Health-Promotive Building Design - Exploring perspectives on building design for health promotion in healthcare settings
This thesis explores perspectives on health promotion in healthcare settings from a building design perspective, i.e., health-promotive building design (HPBD). The results may contribute to discussions of the role of healthcare building design to support health promotion in healthcare (HPH) and thereby contribute to the development of healthier and more equitable communities.
Currently, healthcare organisations are encouraged to introduce health promotion approaches and develop HPH. The research suggests that the introduction of new healthcare procedures, such as health promotion, can lead to new demands for the built environment. The previous research also shows that the design aspects of healthcare buildings can actively support treatment, protect health, and prevent disease for diverse building users. However, there is limited research with a particular focus on healthcare building design in relation to health promotion or HPH. It is thus crucial that those involved in the design process become familiar with health promotion and HPH and be able to design high-quality healthcare buildings.

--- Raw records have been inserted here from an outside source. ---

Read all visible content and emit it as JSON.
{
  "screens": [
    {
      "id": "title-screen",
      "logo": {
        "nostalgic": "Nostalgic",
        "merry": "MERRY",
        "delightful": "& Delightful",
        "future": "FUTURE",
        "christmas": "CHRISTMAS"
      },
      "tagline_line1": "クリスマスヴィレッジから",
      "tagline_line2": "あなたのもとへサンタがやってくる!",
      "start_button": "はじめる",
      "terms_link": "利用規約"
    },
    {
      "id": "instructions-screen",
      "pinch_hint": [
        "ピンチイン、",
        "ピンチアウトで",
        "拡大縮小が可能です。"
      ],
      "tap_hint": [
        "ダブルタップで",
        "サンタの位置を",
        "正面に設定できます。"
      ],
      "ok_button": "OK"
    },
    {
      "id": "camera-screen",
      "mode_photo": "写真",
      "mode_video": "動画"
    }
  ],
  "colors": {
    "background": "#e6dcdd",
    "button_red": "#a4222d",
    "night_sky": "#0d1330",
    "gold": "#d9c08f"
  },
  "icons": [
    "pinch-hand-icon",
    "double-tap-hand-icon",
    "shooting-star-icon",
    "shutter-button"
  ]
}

Health promotion can be defined as ‘the process of enabling people to increase control over and improve their health’. Nevertheless, there are many definitions and interpretations of health promotion that depend on the context in which it is used as well as the disciplines of the people involved. While health promotion has gained attention from healthcare architects, it is unclear how health promotion is actually understood by those involved in the healthcare building design process and how they translate health promotion goals into design objectives.
The first two studies in this thesis therefore explored descriptions of health promotion in the context of the healthcare building design literature (study 1) and practice (study 2). Health promotion in healthcare settings generally refers to organisations expanding their traditional focus on the treatment of disease to include a focus on the health development of all building users, the local population and the environment. The development of HPH involves diverse practices such as changes in the built environment. However, a small number of studies have focused particularly on the built environment in relation to HPH. The last two studies in this thesis therefore focused on exploring descriptions of the built environment in the context of HPH.
For this thesis, an explorative research design was adopted based upon a multi-perspective approach including (1) a literature perspective, (2) a design practice perspective, (3) an HPH network perspective and (4) an HPH organisation perspective. The data were collected through literature reviews, documentation, semi-structured interviews and online surveys.
The combined work revealed diverse descriptions of health promotion in relation to healthcare building design in terms of (1) definitions of health promotion, (2) health-promotive perspectives, and (3) different targeted populations. The results also showed multiple descriptions of the built environment as a factor for health promotion including (4) expressions related to the built environment, (5) indications of places where health promotion can happen, (6) design features characterising HPBDs, and (7) design strategies to develop HPBDs.
The findings show that the research on the design of health-promotive built environments is in its early stage of development. The results indicate that the vocabulary for describing building design, health promotion and healthcare settings is diverse and inconsistent and that none of the health-promotive perspectives considers all dimensions of health promotion or HPH. What is more problematic is that the diverse health-promotive descriptions have led to different, even conflicting, demands for building design.
Based on the results, I suggest that project groups should specify and reflect upon their interpretation of the built environment, health promotion, HPH and HPBD. I recommend that HPBD should (1) focus on individuals and (vulnerable) communities; (2) focus on the different factors that improve health, not only those that prevent illness and disease; (3) consider environmental impacts; (4) involve collaboration with others; and (5) utilise the best available research. More research is needed to explore solutions in other countries, in other settings, or with other stakeholders, and it should include analysis of best-practices.